Pour aller plus loin :
lire l'article de Página/12
Visiter la page de l'émission de Felipe Pigna sur Radio Nacional, Historias de nuestra historia, l'histoire qui décoiffe les Argentins le dimanche midi pendant trois quarts d'heure (possibilité de téléchargement en mp3)

(1) Attention au sens des mots. Comme tango nuevo ne se réfère pas à Buenos Aires à un style chorégraphique qui marie la salsa et le tango comme en Europe mais au nouveau courant musical né après Piazzolla, avec la nouvelle vague des années 1990, le terme révisionnisme historique n'a rien à voir avec la remise en cause des crimes fascistes et nazis. Il désigne une nouvelle façon d'envisager l'histoire de l'Argentine en la débarrassant des scories tenaces du mitrisme, cette idéologie européanisante qui fit fureur à partir des années 1860 et marque jusqu'à aujourd'hui l'histoire événementielle et linéaire, donc simpliste, qu'on enseigne aux enfants et aux adolescents jusqu'au bac et qui marque la conscience des adultes.
(2) Conseil au passage : si vous allez à Buenos Aires, visitez ce musée. C'est un des plus beaux de la capitale argentine et l'un des mieux aménagés du point de vue pédagogique et muséographique. Une vraie splendeur dont j'aurais l'occasion de vous reparler prochainement car les danseurs Aurora Lubiz et Luciano Bastos doivent y donner un spectacle au mois d'août.
(3) Un quartier de classe moyenne, à Buenos Aires.
(4) Je confirme. On s'amuse beaucoup en le lisant.
(5) Cette question me paraît fondamentale dans toute la problématique politique actuelle concernant la culture en Argentine. Faire passer ce domaine de la vie du pays du pittoresque au politique. C'est vrai pour le tango, qui a été réduit au pittoresque par les gouvernements pro-Etats-Unis d'après la chute de Perón, de 1955 à 1983 (et on peut y ajouter les années 1990 parce que la politique de Carlos Menem a été très ambigüe sur le sujet). C'est vrai pour l'histoire et pour le sport, notamment le football. C'est vrai pour la presse et l'audiovisuel. Toute la politique culturelle avait pour but de donner à l'extérieur une image lisse et propre du pays, totalement irréelle, et d'empêcher le peuple, à l'intérieur, de réfléchir librement, d'exercer son sens critique, bref de ne surtout chercher midi à quatorze heures, des fois que cela lui permette de se rendre compte de l'importance du mensonge qui gouvernait le pays.
(6) Lui se les permet parce qu'il a une telle notoriété et une telle assise médiatique et éditoriale qu'il peut prendre de très haut les critiques que ses confrères universitaires ne se privent pas de lui adresser.
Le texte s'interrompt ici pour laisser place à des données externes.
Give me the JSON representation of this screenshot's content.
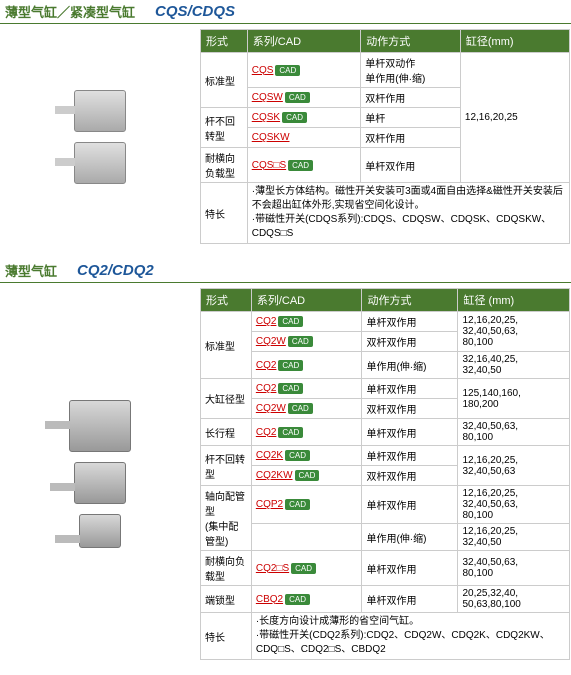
{
  "s1": {
    "title_cn": "薄型气缸／紧凑型气缸",
    "title_en": "CQS/CDQS",
    "headers": [
      "形式",
      "系列/CAD",
      "动作方式",
      "缸径(mm)"
    ],
    "bore": "12,16,20,25",
    "rows": [
      {
        "form": "标准型",
        "series": "CQS",
        "cad": true,
        "action": "单杆双动作\n单作用(伸·缩)",
        "rs": 2
      },
      {
        "form": "",
        "series": "CQSW",
        "cad": true,
        "action": "双杆作用"
      },
      {
        "form": "杆不回转型",
        "series": "CQSK",
        "cad": true,
        "action": "单杆"
      },
      {
        "form": "",
        "series": "CQSKW",
        "cad": false,
        "action": "双杆作用"
      },
      {
        "form": "耐横向负载型",
        "series": "CQS□S",
        "cad": true,
        "action": "单杆双作用"
      }
    ],
    "feature_label": "特长",
    "features": "·薄型长方体结构。磁性开关安装可3面或4面自由选择&磁性开关安装后不会超出缸体外形,实现省空间化设计。\n·带磁性开关(CDQS系列):CDQS、CDQSW、CDQSK、CDQSKW、CDQS□S"
  },
  "s2": {
    "title_cn": "薄型气缸",
    "title_en": "CQ2/CDQ2",
    "headers": [
      "形式",
      "系列/CAD",
      "动作方式",
      "缸径 (mm)"
    ],
    "rows": [
      {
        "form": "标准型",
        "series": "CQ2",
        "cad": true,
        "action": "单杆双作用",
        "bore": "12,16,20,25,\n32,40,50,63,\n80,100"
      },
      {
        "form": "",
        "series": "CQ2W",
        "cad": true,
        "action": "双杆双作用",
        "bore": ""
      },
      {
        "form": "",
        "series": "CQ2",
        "cad": true,
        "action": "单作用(伸·缩)",
        "bore": "32,16,40,25,\n32,40,50"
      },
      {
        "form": "大缸径型",
        "series": "CQ2",
        "cad": true,
        "action": "单杆双作用",
        "bore": "125,140,160,\n180,200"
      },
      {
        "form": "",
        "series": "CQ2W",
        "cad": true,
        "action": "双杆双作用",
        "bore": ""
      },
      {
        "form": "长行程",
        "series": "CQ2",
        "cad": true,
        "action": "单杆双作用",
        "bore": "32,40,50,63,\n80,100"
      },
      {
        "form": "杆不回转型",
        "series": "CQ2K",
        "cad": true,
        "action": "单杆双作用",
        "bore": "12,16,20,25,\n32,40,50,63"
      },
      {
        "form": "",
        "series": "CQ2KW",
        "cad": true,
        "action": "双杆双作用",
        "bore": ""
      },
      {
        "form": "轴向配管型\n(集中配管型)",
        "series": "CQP2",
        "cad": true,
        "action": "单杆双作用",
        "bore": "12,16,20,25,\n32,40,50,63,\n80,100"
      },
      {
        "form": "",
        "series": "",
        "cad": false,
        "action": "单作用(伸·缩)",
        "bore": "12,16,20,25,\n32,40,50"
      },
      {
        "form": "耐横向负载型",
        "series": "CQ2□S",
        "cad": true,
        "action": "单杆双作用",
        "bore": "32,40,50,63,\n80,100"
      },
      {
        "form": "端锁型",
        "series": "CBQ2",
        "cad": true,
        "action": "单杆双作用",
        "bore": "20,25,32,40,\n50,63,80,100"
      }
    ],
    "feature_label": "特长",
    "features": "·长度方向设计成薄形的省空间气缸。\n·带磁性开关(CDQ2系列):CDQ2、CDQ2W、CDQ2K、CDQ2KW、CDQ□S、CDQ2□S、CBDQ2"
  }
}
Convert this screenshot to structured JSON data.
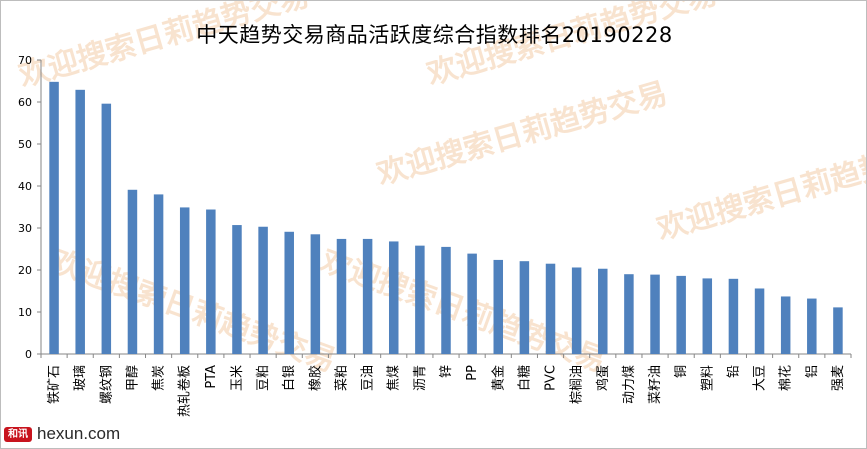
{
  "watermark": {
    "text": "欢迎搜索日莉趋势交易",
    "color": "#f4cda9"
  },
  "logo": {
    "badge": "和讯",
    "text": "hexun.com",
    "brand_color": "#c8141e"
  },
  "chart_data": {
    "type": "bar",
    "title": "中天趋势交易商品活跃度综合指数排名20190228",
    "xlabel": "",
    "ylabel": "",
    "ylim": [
      0,
      70
    ],
    "yticks": [
      0,
      10,
      20,
      30,
      40,
      50,
      60,
      70
    ],
    "grid": false,
    "legend": "none",
    "bar_color": "#4f81bd",
    "categories": [
      "铁矿石",
      "玻璃",
      "螺纹钢",
      "甲醇",
      "焦炭",
      "热轧卷板",
      "PTA",
      "玉米",
      "豆粕",
      "白银",
      "橡胶",
      "菜粕",
      "豆油",
      "焦煤",
      "沥青",
      "锌",
      "PP",
      "黄金",
      "白糖",
      "PVC",
      "棕榈油",
      "鸡蛋",
      "动力煤",
      "菜籽油",
      "铜",
      "塑料",
      "铅",
      "大豆",
      "棉花",
      "铝",
      "强麦"
    ],
    "values": [
      64.8,
      62.9,
      59.6,
      39.1,
      38.0,
      34.9,
      34.4,
      30.7,
      30.3,
      29.1,
      28.5,
      27.4,
      27.4,
      26.8,
      25.8,
      25.5,
      23.9,
      22.4,
      22.1,
      21.5,
      20.6,
      20.3,
      19.0,
      18.9,
      18.6,
      18.0,
      17.9,
      15.6,
      13.7,
      13.2,
      11.1
    ]
  }
}
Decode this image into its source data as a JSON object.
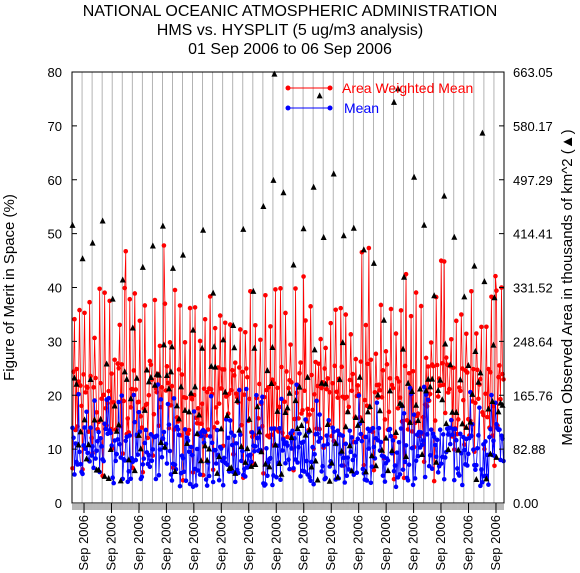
{
  "chart_data": {
    "type": "line",
    "title": [
      "NATIONAL OCEANIC ATMOSPHERIC ADMINISTRATION",
      "HMS vs. HYSPLIT (5 ug/m3 analysis)",
      "01 Sep 2006 to 06 Sep 2006"
    ],
    "ylabel": "Figure of Merit in Space (%)",
    "y2label": "Mean Observed Area in thousands of km^2 (▲)",
    "ylim": [
      0,
      80
    ],
    "y2lim": [
      0.0,
      663.05
    ],
    "y_ticks": [
      "0",
      "10",
      "20",
      "30",
      "40",
      "50",
      "60",
      "70",
      "80"
    ],
    "y2_ticks": [
      "0.00",
      "82.88",
      "165.76",
      "248.64",
      "331.52",
      "414.41",
      "497.29",
      "580.17",
      "663.05"
    ],
    "x_tick_labels": [
      "Sep 2006",
      "Sep 2006",
      "Sep 2006",
      "Sep 2006",
      "Sep 2006",
      "Sep 2006",
      "Sep 2006",
      "Sep 2006",
      "Sep 2006",
      "Sep 2006",
      "Sep 2006",
      "Sep 2006",
      "Sep 2006",
      "Sep 2006",
      "Sep 2006",
      "Sep 2006"
    ],
    "n_points": 430,
    "vertical_divisions": 43,
    "series": [
      {
        "name": "Area Weighted Mean",
        "color": "#ff0000",
        "marker": "circle",
        "range": [
          2,
          48
        ],
        "typical": 18
      },
      {
        "name": "Mean",
        "color": "#0000ff",
        "marker": "circle",
        "range": [
          2,
          22
        ],
        "typical": 8
      },
      {
        "name": "",
        "color": "#000000",
        "marker": "triangle",
        "axis": "right",
        "range": [
          0,
          80
        ],
        "typical": 20
      }
    ],
    "legend": {
      "position": "top-right",
      "entries": [
        "Area Weighted Mean",
        "Mean"
      ]
    },
    "grid": {
      "vertical": true,
      "horizontal": false
    }
  }
}
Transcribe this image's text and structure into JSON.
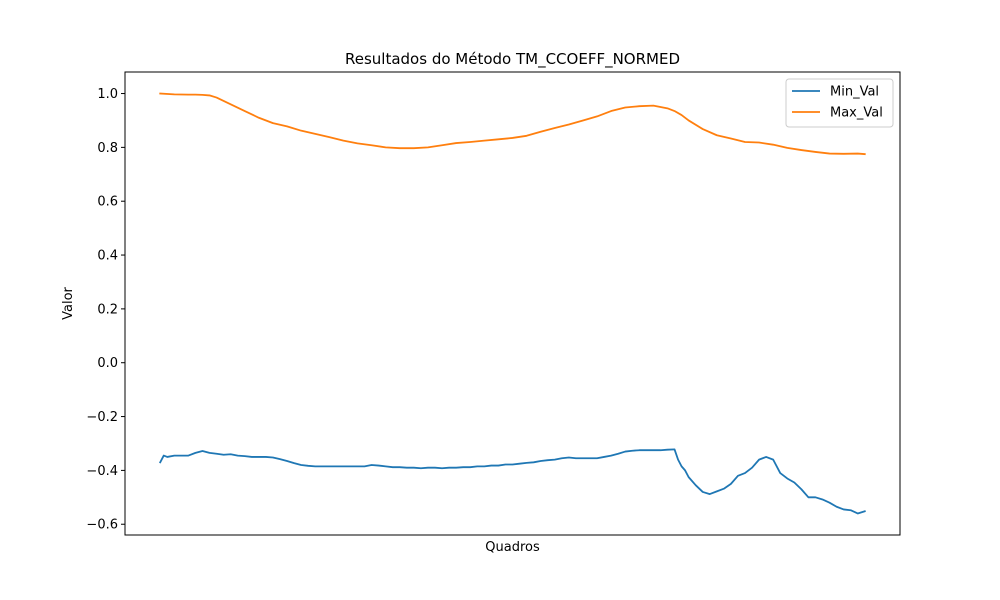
{
  "chart_data": {
    "type": "line",
    "title": "Resultados do Método TM_CCOEFF_NORMED",
    "xlabel": "Quadros",
    "ylabel": "Valor",
    "ylim": [
      -0.64,
      1.08
    ],
    "xlim": [
      -10,
      210
    ],
    "yticks": [
      1.0,
      0.8,
      0.6,
      0.4,
      0.2,
      0.0,
      -0.2,
      -0.4,
      -0.6
    ],
    "ytick_labels": [
      "1.0",
      "0.8",
      "0.6",
      "0.4",
      "0.2",
      "0.0",
      "−0.2",
      "−0.4",
      "−0.6"
    ],
    "legend_position": "top-right",
    "series": [
      {
        "name": "Min_Val",
        "color": "#1f77b4",
        "x": [
          0,
          1,
          2,
          4,
          6,
          8,
          10,
          12,
          14,
          16,
          18,
          20,
          22,
          24,
          26,
          28,
          30,
          32,
          34,
          36,
          38,
          40,
          42,
          44,
          46,
          48,
          50,
          52,
          54,
          56,
          58,
          60,
          62,
          64,
          66,
          68,
          70,
          72,
          74,
          76,
          78,
          80,
          82,
          84,
          86,
          88,
          90,
          92,
          94,
          96,
          98,
          100,
          102,
          104,
          106,
          108,
          110,
          112,
          114,
          116,
          118,
          120,
          122,
          124,
          126,
          128,
          130,
          132,
          134,
          136,
          138,
          140,
          142,
          144,
          146,
          147,
          148,
          149,
          150,
          152,
          154,
          156,
          158,
          160,
          162,
          164,
          166,
          168,
          170,
          172,
          174,
          176,
          178,
          180,
          182,
          184,
          186,
          188,
          190,
          192,
          194,
          196,
          198,
          200
        ],
        "values": [
          -0.37,
          -0.345,
          -0.35,
          -0.345,
          -0.345,
          -0.345,
          -0.335,
          -0.328,
          -0.335,
          -0.338,
          -0.342,
          -0.34,
          -0.345,
          -0.347,
          -0.35,
          -0.35,
          -0.35,
          -0.352,
          -0.358,
          -0.365,
          -0.373,
          -0.38,
          -0.383,
          -0.385,
          -0.385,
          -0.385,
          -0.385,
          -0.385,
          -0.385,
          -0.385,
          -0.385,
          -0.38,
          -0.382,
          -0.385,
          -0.388,
          -0.388,
          -0.39,
          -0.39,
          -0.392,
          -0.39,
          -0.39,
          -0.392,
          -0.39,
          -0.39,
          -0.388,
          -0.388,
          -0.385,
          -0.385,
          -0.382,
          -0.382,
          -0.378,
          -0.378,
          -0.375,
          -0.372,
          -0.37,
          -0.365,
          -0.362,
          -0.36,
          -0.355,
          -0.352,
          -0.355,
          -0.355,
          -0.355,
          -0.355,
          -0.35,
          -0.345,
          -0.338,
          -0.33,
          -0.327,
          -0.325,
          -0.325,
          -0.325,
          -0.325,
          -0.323,
          -0.322,
          -0.36,
          -0.385,
          -0.4,
          -0.425,
          -0.455,
          -0.48,
          -0.488,
          -0.478,
          -0.468,
          -0.45,
          -0.42,
          -0.41,
          -0.39,
          -0.36,
          -0.35,
          -0.36,
          -0.41,
          -0.43,
          -0.445,
          -0.47,
          -0.5,
          -0.5,
          -0.508,
          -0.52,
          -0.535,
          -0.545,
          -0.548,
          -0.56,
          -0.552
        ]
      },
      {
        "name": "Max_Val",
        "color": "#ff7f0e",
        "x": [
          0,
          4,
          8,
          10,
          12,
          14,
          16,
          20,
          24,
          28,
          32,
          36,
          40,
          44,
          48,
          52,
          56,
          60,
          64,
          68,
          72,
          76,
          80,
          84,
          88,
          92,
          96,
          100,
          104,
          108,
          112,
          116,
          120,
          124,
          128,
          132,
          136,
          140,
          144,
          146,
          148,
          150,
          154,
          158,
          162,
          166,
          170,
          174,
          178,
          182,
          186,
          190,
          194,
          198,
          200
        ],
        "values": [
          1.0,
          0.997,
          0.996,
          0.996,
          0.995,
          0.993,
          0.985,
          0.96,
          0.935,
          0.91,
          0.89,
          0.878,
          0.862,
          0.85,
          0.838,
          0.825,
          0.815,
          0.808,
          0.8,
          0.797,
          0.797,
          0.8,
          0.808,
          0.816,
          0.82,
          0.825,
          0.83,
          0.835,
          0.843,
          0.858,
          0.872,
          0.885,
          0.9,
          0.915,
          0.935,
          0.948,
          0.953,
          0.955,
          0.945,
          0.935,
          0.92,
          0.9,
          0.868,
          0.845,
          0.833,
          0.82,
          0.818,
          0.81,
          0.798,
          0.79,
          0.783,
          0.777,
          0.776,
          0.777,
          0.775
        ]
      }
    ]
  }
}
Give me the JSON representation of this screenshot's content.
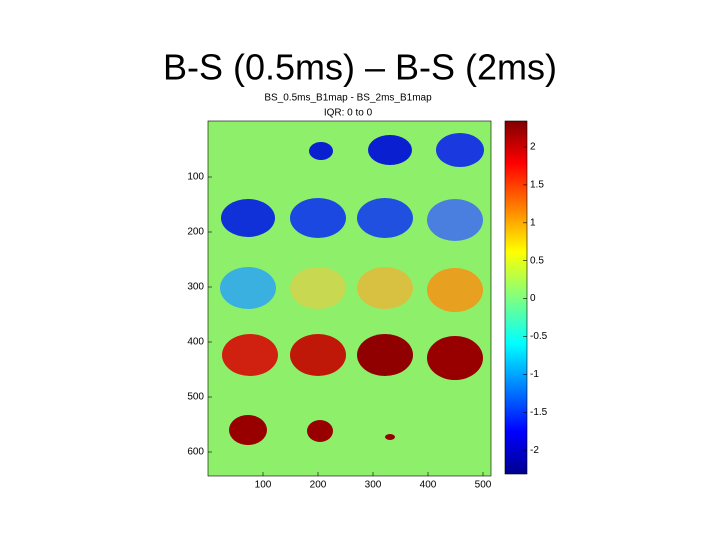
{
  "slide": {
    "title": "B-S (0.5ms) – B-S (2ms)"
  },
  "figure": {
    "title_lines": [
      "BS_0.5ms_B1map - BS_2ms_B1map",
      "IQR: 0 to 0"
    ],
    "y_ticks": [
      100,
      200,
      300,
      400,
      500,
      600
    ],
    "x_ticks": [
      100,
      200,
      300,
      400,
      500
    ],
    "colorbar_ticks": [
      2,
      1.5,
      1,
      0.5,
      0,
      -0.5,
      -1,
      -1.5,
      -2
    ]
  }
}
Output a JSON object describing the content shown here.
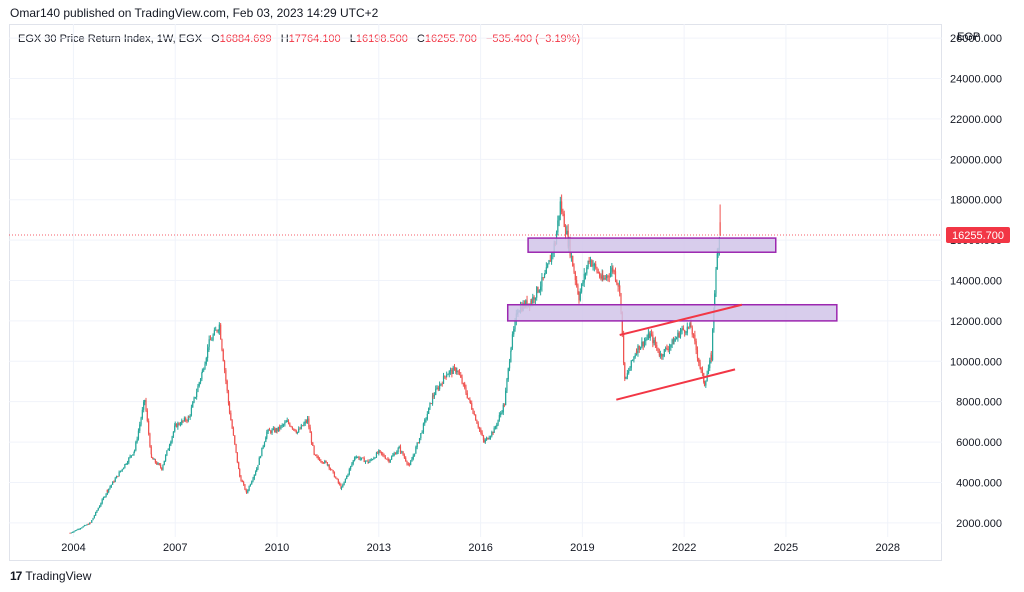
{
  "published_line": "Omar140 published on TradingView.com, Feb 03, 2023 14:29 UTC+2",
  "currency": "EGP",
  "legend": {
    "symbol": "EGX 30 Price Return Index, 1W, EGX",
    "o_label": "O",
    "o_value": "16884.699",
    "h_label": "H",
    "h_value": "17764.100",
    "l_label": "L",
    "l_value": "16198.500",
    "c_label": "C",
    "c_value": "16255.700",
    "change": "−535.400 (−3.19%)"
  },
  "footer": {
    "logo": "17",
    "brand": "TradingView"
  },
  "colors": {
    "up": "#26a69a",
    "down": "#ef5350",
    "zone_fill": "#d1c4e9",
    "zone_border": "#9c27b0",
    "trendline": "#f23645",
    "last_price": "#f23645"
  },
  "chart_data": {
    "type": "candlestick",
    "timeframe": "1W",
    "x_ticks": [
      "2004",
      "2007",
      "2010",
      "2013",
      "2016",
      "2019",
      "2022",
      "2025",
      "2028"
    ],
    "y_ticks": [
      "2000.000",
      "4000.000",
      "6000.000",
      "8000.000",
      "10000.000",
      "12000.000",
      "14000.000",
      "16000.000",
      "18000.000",
      "20000.000",
      "22000.000",
      "24000.000",
      "26000.000"
    ],
    "ylim": [
      1300,
      26700
    ],
    "xlim": [
      2002.1,
      2029.6
    ],
    "last_price": 16255.7,
    "last_price_label": "16255.700",
    "path_points": [
      [
        2003.9,
        1500
      ],
      [
        2004.5,
        2000
      ],
      [
        2005.0,
        3600
      ],
      [
        2005.4,
        4600
      ],
      [
        2005.8,
        5600
      ],
      [
        2006.1,
        8100
      ],
      [
        2006.3,
        5200
      ],
      [
        2006.6,
        4700
      ],
      [
        2007.0,
        6800
      ],
      [
        2007.4,
        7200
      ],
      [
        2007.8,
        9500
      ],
      [
        2008.0,
        10900
      ],
      [
        2008.3,
        11800
      ],
      [
        2008.6,
        7500
      ],
      [
        2008.9,
        4300
      ],
      [
        2009.1,
        3500
      ],
      [
        2009.4,
        4700
      ],
      [
        2009.7,
        6500
      ],
      [
        2010.0,
        6600
      ],
      [
        2010.3,
        7000
      ],
      [
        2010.6,
        6500
      ],
      [
        2010.9,
        7100
      ],
      [
        2011.1,
        5300
      ],
      [
        2011.5,
        4900
      ],
      [
        2011.9,
        3700
      ],
      [
        2012.3,
        5300
      ],
      [
        2012.7,
        5000
      ],
      [
        2013.0,
        5500
      ],
      [
        2013.3,
        5100
      ],
      [
        2013.6,
        5700
      ],
      [
        2013.9,
        4800
      ],
      [
        2014.2,
        6200
      ],
      [
        2014.6,
        8300
      ],
      [
        2015.0,
        9400
      ],
      [
        2015.3,
        9600
      ],
      [
        2015.7,
        7900
      ],
      [
        2016.1,
        6000
      ],
      [
        2016.4,
        6600
      ],
      [
        2016.7,
        7900
      ],
      [
        2016.9,
        10800
      ],
      [
        2017.1,
        12600
      ],
      [
        2017.5,
        13000
      ],
      [
        2017.9,
        14200
      ],
      [
        2018.2,
        15900
      ],
      [
        2018.35,
        17800
      ],
      [
        2018.6,
        15800
      ],
      [
        2018.9,
        13200
      ],
      [
        2019.2,
        15100
      ],
      [
        2019.6,
        14000
      ],
      [
        2019.9,
        14600
      ],
      [
        2020.1,
        13600
      ],
      [
        2020.25,
        9000
      ],
      [
        2020.6,
        10600
      ],
      [
        2021.0,
        11300
      ],
      [
        2021.3,
        10300
      ],
      [
        2021.7,
        11000
      ],
      [
        2021.9,
        11500
      ],
      [
        2022.2,
        11700
      ],
      [
        2022.5,
        9500
      ],
      [
        2022.6,
        8900
      ],
      [
        2022.8,
        10200
      ],
      [
        2022.9,
        13500
      ],
      [
        2023.0,
        15800
      ],
      [
        2023.05,
        16255.7
      ]
    ],
    "zones": [
      {
        "x_start": 2017.4,
        "x_end": 2024.7,
        "y_low": 15400,
        "y_high": 16100
      },
      {
        "x_start": 2016.8,
        "x_end": 2026.5,
        "y_low": 12000,
        "y_high": 12800
      }
    ],
    "trendlines": [
      {
        "from": [
          2020.1,
          11300
        ],
        "to": [
          2023.7,
          12800
        ]
      },
      {
        "from": [
          2020.0,
          8100
        ],
        "to": [
          2023.5,
          9600
        ]
      }
    ]
  }
}
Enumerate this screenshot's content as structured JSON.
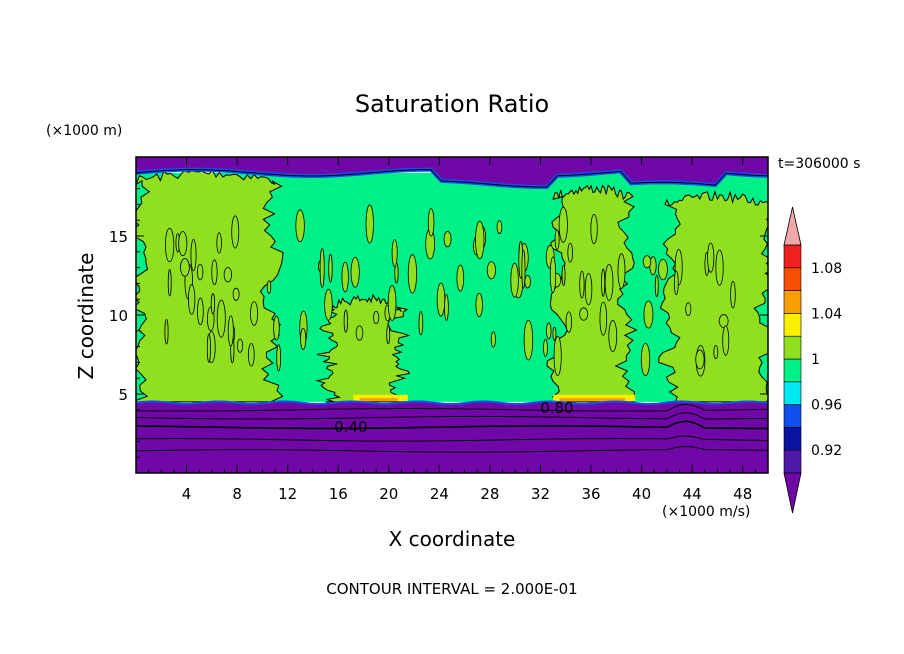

Son travail suscite en effet beaucoup de rejet et sans doute, sous les arguments méthodologiques qui ne tiennent guère la route, beaucoup de jalousie, comme en France celui du physico-chimiste Hervé This, qui a l'art et la manière d'expliquer dans ses conférences au grand public les mystères de la chimie en termes simples, clairs et amusants et se fait traiter de clown ou de zouave par une grande partie de la communauté scientifique dont les propos pontifiants et soporifiques ennuient copieusement leur audience.
(7) Perón vivait alors en exil dans l'Espagne franquiste.
(8) C'est un des gros problèmes d'incompréhension entre nous et l'Argentine, c'est qu'au lieu d'essayer de comprendre, on colle une étiquette, si possible mal sonnante et injurieuse, et on croit avec résolution la difficulté intellectuelle qu'on ne sait pas surmonter. Cette étiquette de populisme mis sur l'épopée politique qu'a été et que reste le péronisme, sous et après Perón, a l'art d'agacer et plus que cela les historiens révisionnistes, notamment Felipe Pigna et Norberto Galasso, qui ne manquent jamais l'occasion de le dénoncer, jusque chez leurs compatriotes.
(9) Il faut bien sûr restreindre le champ géographique à l'Amérique du Sud. Encore une fois, le combat et la militance de Felipe Pigna, c'est en Argentine et en Amérique latine que ça se joue. Pas à l'échelle du monde.
(10) C'est bien entendu toujours et encore le même problème aujourd'hui, ce que Felipe Pigna et le journaliste ne manquent pas de faire remarquer en conclusion de cette interview.
(11) Les gouvernements anticonstitutionnels des années 1930, téléguidés par les intérêts britanniques.